I was about 17 years old and I had never heard my father say anything complementary of my work. His fierce temper was usually directed toward inanimate things such as a wrench which falls off of the tower or some object that breaks causing trouble and delay. But if you are in his presence when the temper flares, you feel like you are one of the cursed objects, the cause and the essence of his misery. Working with him, there was the constant dread that something would go wrong and very seldom was there the pleasure of accomplishment. And he never said to me: "nice job!", or "that was good driving!" - Nothing positive at all. It was not his nature.
OK, so I was the best driver he ever had. I was complimented but lost something deep inside me in the process.
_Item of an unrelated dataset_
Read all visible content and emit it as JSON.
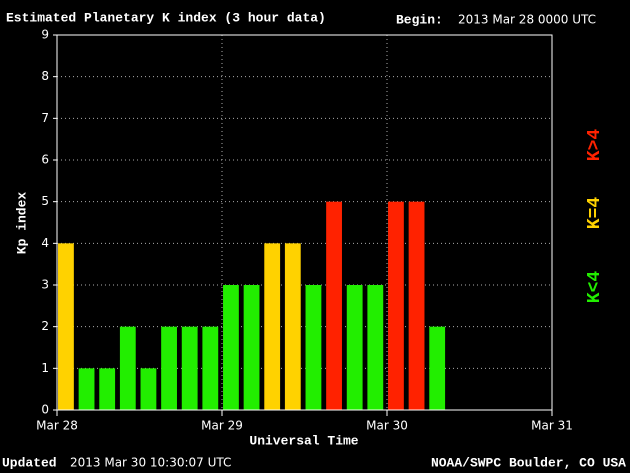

I slipped back out the back door of that dreary building in that dreary place so as not to break the propriety of the moment.
Sleeping on the ground - Lying on the ground, you can hear, or is it "feel" sounds that you would not ordinarily notice. Lying in my bedroll, I once heard an oil rig making a trip (pulling the drill stem out and putting it back in). I later learned that the rig was ten miles away but the periodic rumble of the big diesel engines sang me to sleep from that distance.